Post-mortem architecture takes center stage at Art Omi's EXIT exhibition

Architects, like everyone else, will one day die—but their work will live on, allowing meditations not only on the loss of their own lives but on death as a whole. In upstate New York, the nonprofit arts group Art Omi is probing the intersection of design and mortality with EXIT Architecture: Speculations for the Hereafter, on display until March 3 at Art Omi’s Benenson Center in Ghent.

As the planet’s population booms and more people die than ever before, space for the deceased has become an increasingly scarce resource. EXIT Architecture presents 15 speculative architecture projects that radically reorient spiritual, spatial, and ecological conversations around death.

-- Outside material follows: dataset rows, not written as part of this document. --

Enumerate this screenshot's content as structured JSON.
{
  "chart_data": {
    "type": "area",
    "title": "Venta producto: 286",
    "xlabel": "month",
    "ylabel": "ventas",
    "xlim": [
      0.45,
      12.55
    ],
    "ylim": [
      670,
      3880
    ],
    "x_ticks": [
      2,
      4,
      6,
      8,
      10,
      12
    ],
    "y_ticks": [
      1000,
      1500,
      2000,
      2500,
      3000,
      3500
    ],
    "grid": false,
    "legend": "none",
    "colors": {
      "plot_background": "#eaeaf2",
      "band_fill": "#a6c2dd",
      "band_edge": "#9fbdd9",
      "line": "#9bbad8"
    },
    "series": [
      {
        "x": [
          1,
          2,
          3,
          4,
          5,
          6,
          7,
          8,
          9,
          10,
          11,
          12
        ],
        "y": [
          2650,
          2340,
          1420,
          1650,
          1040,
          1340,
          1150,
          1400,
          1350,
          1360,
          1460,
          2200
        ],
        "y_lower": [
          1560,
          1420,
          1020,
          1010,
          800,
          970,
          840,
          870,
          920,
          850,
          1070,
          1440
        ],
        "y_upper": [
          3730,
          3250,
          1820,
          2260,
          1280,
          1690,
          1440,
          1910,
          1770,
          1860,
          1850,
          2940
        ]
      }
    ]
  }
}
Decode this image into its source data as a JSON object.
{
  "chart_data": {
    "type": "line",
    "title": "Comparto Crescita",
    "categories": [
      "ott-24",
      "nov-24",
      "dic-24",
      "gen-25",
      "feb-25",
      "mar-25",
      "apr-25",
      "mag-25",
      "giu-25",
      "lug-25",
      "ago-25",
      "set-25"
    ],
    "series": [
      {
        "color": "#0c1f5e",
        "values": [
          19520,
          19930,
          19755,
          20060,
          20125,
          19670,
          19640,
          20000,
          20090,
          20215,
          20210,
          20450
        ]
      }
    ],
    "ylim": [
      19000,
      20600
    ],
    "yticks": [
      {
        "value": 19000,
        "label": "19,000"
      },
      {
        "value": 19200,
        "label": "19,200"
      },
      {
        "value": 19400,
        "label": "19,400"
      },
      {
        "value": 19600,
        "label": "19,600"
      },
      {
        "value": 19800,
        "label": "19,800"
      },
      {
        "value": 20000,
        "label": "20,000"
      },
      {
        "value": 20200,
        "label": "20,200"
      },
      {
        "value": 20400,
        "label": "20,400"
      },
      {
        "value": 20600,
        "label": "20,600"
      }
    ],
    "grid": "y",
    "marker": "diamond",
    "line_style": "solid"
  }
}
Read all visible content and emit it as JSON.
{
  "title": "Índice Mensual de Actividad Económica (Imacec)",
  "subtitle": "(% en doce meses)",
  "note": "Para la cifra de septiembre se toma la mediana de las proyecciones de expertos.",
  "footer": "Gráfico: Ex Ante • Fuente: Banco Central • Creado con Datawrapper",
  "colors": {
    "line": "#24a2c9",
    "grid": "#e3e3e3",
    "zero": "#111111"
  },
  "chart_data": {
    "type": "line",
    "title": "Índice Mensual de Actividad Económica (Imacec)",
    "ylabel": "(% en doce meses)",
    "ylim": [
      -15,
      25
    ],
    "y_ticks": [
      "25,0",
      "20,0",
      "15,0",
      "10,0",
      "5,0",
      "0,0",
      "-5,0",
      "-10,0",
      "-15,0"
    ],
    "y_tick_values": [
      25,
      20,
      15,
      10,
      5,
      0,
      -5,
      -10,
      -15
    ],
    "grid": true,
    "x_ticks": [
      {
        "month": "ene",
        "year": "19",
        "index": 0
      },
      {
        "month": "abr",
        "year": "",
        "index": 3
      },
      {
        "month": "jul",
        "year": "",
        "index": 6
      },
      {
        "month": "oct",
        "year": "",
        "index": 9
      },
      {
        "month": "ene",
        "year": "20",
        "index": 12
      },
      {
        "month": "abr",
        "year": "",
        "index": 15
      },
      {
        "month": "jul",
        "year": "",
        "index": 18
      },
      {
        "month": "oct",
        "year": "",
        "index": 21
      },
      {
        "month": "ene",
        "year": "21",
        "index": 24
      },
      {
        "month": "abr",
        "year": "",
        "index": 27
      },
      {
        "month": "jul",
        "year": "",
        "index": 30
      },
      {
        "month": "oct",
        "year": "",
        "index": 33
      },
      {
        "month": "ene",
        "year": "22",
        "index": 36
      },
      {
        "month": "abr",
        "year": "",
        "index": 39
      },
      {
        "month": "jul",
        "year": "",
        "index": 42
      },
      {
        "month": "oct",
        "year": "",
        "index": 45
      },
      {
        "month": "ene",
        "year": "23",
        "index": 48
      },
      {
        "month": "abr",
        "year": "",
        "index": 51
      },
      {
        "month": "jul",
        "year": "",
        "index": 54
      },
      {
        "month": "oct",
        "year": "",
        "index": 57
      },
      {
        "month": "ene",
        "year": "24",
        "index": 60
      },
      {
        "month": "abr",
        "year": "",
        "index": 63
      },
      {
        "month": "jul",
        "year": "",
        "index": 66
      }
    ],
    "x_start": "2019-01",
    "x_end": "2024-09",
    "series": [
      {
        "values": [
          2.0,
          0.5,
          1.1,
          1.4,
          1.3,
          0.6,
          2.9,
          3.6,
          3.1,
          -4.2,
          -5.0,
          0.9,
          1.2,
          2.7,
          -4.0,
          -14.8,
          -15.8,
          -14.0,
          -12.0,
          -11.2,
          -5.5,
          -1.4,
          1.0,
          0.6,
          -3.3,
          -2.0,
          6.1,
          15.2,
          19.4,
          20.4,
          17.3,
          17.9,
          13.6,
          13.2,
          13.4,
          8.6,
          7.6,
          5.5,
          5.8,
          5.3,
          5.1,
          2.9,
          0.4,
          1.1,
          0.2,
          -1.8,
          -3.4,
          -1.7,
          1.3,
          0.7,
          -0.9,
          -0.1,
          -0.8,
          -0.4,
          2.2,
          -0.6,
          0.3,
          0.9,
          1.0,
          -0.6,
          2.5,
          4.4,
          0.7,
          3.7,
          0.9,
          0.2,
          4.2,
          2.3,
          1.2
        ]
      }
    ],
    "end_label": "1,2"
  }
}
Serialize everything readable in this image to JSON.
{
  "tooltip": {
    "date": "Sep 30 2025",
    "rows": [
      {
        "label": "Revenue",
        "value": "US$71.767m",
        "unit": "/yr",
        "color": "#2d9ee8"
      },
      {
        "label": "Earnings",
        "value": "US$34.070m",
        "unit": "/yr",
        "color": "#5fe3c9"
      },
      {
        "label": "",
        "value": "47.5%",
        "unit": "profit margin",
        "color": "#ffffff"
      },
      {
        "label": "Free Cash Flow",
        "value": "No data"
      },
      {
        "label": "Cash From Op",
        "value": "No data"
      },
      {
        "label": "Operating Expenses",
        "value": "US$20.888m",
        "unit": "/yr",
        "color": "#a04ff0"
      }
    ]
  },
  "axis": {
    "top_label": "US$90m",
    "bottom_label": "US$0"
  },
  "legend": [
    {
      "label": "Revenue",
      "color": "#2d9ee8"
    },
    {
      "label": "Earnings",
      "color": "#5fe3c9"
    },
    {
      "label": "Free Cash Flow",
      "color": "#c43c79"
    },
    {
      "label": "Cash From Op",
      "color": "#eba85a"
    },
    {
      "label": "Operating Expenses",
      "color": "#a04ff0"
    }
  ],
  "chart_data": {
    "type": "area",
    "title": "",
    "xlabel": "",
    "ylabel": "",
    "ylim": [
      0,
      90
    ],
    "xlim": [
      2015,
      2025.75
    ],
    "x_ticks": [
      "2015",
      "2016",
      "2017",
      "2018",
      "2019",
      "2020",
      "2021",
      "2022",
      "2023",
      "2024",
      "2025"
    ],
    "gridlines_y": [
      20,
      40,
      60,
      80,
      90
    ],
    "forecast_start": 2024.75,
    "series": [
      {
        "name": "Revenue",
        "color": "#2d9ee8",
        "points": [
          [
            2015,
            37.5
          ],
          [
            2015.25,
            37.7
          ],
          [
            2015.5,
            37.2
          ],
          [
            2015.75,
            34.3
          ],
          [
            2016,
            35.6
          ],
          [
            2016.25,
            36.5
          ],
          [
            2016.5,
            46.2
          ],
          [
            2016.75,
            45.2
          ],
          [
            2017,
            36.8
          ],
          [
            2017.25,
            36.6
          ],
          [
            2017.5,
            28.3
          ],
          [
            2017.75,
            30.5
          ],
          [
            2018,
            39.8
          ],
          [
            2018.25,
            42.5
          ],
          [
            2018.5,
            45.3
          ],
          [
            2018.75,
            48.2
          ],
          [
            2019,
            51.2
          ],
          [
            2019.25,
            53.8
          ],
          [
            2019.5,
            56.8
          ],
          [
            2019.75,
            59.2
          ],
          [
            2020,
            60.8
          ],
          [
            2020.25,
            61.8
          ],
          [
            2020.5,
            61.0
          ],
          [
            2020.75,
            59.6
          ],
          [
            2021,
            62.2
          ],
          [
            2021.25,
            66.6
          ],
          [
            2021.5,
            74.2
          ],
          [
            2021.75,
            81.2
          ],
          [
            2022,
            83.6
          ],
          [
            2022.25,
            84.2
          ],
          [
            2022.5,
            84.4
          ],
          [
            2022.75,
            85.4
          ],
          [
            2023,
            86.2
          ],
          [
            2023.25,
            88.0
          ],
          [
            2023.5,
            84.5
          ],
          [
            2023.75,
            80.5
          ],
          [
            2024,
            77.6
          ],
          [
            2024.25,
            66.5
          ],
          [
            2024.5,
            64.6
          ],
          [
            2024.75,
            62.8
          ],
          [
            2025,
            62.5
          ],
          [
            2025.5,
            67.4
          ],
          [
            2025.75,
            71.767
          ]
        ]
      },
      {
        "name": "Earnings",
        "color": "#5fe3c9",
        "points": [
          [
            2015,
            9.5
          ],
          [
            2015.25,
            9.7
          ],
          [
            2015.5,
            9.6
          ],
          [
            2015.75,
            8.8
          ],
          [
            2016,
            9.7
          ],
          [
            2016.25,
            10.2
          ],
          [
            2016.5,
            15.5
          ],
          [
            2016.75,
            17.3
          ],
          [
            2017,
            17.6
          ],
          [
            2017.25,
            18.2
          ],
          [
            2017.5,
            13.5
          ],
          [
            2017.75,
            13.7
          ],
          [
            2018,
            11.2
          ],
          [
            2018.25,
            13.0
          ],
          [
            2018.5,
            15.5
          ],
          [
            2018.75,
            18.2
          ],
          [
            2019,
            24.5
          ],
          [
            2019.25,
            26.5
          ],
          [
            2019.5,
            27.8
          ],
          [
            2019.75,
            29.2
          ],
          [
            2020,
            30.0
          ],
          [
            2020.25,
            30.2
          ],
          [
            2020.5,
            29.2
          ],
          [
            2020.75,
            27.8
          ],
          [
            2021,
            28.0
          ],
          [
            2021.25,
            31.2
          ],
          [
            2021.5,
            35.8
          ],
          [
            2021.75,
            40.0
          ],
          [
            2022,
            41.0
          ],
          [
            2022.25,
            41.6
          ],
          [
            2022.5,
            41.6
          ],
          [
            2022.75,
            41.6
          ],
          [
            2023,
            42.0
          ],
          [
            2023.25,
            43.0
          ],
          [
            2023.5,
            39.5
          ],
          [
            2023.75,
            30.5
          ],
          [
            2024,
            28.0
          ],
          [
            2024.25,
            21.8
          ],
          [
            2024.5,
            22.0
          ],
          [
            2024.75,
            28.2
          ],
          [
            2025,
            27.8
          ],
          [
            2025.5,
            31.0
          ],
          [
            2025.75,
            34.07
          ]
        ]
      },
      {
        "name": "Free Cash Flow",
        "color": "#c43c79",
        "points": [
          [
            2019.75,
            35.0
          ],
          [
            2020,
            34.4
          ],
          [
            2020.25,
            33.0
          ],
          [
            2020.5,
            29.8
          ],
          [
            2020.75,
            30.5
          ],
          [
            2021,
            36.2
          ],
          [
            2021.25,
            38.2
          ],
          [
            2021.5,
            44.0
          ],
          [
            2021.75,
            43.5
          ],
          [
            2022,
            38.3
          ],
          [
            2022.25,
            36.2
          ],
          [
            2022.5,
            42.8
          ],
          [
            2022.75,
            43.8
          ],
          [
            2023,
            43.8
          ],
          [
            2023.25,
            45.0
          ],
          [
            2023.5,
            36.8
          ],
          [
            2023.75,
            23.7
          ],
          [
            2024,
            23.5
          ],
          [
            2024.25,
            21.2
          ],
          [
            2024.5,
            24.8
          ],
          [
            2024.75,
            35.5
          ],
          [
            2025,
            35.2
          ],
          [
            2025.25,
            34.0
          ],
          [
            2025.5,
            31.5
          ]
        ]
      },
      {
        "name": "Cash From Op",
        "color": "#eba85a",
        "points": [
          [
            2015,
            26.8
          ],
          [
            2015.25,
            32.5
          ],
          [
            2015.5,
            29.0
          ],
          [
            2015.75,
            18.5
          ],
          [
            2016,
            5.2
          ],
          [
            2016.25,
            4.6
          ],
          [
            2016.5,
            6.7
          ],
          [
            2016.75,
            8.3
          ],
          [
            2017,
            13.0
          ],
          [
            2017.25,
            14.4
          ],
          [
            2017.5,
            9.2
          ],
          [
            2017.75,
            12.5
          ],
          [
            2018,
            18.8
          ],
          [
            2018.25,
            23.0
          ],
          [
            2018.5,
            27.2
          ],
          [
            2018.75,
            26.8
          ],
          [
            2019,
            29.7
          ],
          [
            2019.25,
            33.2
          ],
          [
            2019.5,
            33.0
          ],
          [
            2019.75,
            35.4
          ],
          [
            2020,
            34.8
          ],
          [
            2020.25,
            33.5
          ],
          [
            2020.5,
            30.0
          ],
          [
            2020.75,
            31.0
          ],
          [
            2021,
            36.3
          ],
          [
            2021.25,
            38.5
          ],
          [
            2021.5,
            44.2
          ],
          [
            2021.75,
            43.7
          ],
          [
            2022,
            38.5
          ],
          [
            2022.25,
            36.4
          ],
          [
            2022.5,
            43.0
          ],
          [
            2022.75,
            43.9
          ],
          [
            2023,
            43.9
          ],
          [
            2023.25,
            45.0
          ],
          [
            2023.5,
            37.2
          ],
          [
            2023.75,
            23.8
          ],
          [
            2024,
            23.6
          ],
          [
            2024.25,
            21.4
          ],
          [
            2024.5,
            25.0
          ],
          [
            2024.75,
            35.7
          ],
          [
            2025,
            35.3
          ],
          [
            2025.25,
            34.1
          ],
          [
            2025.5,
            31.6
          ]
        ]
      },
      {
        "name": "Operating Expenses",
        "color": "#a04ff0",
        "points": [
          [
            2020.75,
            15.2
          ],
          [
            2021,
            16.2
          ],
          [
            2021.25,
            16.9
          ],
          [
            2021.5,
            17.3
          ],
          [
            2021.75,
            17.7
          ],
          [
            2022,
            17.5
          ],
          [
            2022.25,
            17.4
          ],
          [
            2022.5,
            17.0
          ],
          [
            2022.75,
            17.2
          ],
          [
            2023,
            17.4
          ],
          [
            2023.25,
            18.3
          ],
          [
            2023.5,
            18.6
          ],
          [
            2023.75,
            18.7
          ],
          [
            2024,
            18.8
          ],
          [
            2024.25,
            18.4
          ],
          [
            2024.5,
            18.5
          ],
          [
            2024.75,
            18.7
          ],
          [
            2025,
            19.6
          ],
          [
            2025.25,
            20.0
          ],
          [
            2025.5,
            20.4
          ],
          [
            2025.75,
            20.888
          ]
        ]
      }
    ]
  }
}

Art Omi solicited proposals from all over the world, and the resultant show is accordingly diverse. New York City–based entrants were numerous, including Michaela Metcalfe, director of design and construction excellence at the N.Y.C. Department of Design and Construction, Roderick Cruz, and Studio Ames.

Photo of a model tomb
Saltbox Tomb by AD-WO, which, like the tombs of old, presents scenes of modern living to help ease the transition from the world of the living to the afterlife. (Bryan Zimmerman)

Visitors can peruse video, mixed-media installations, models, a life-sized coffin, drawings, and app-based immersive experiences.

EXIT Architecture’s curators—Julia van den Hout, Kyle May, and Warren James—have also shaken things up by including work from an architect who has firsthand experience with death, the late Lebbeus Woods. Woods’s Einstein Tomb imagines a memorial to the famous physicist that’s been launched into deep space, traveling the cosmos until the heat death of the universe, all rendered in his trademark deconstructivist drawing style.

Photo of a black and white space drawing
Einstein Tomb by Lebbeus Woods (Bryan Zimmerman)

The exhibition space itself was designed and fabricated by Brooklyn-based architect Kyle May. EXIT Architecture is the first curated exhibition of the Art Omi: Architecture program, which is also currently in the third year of its residency program.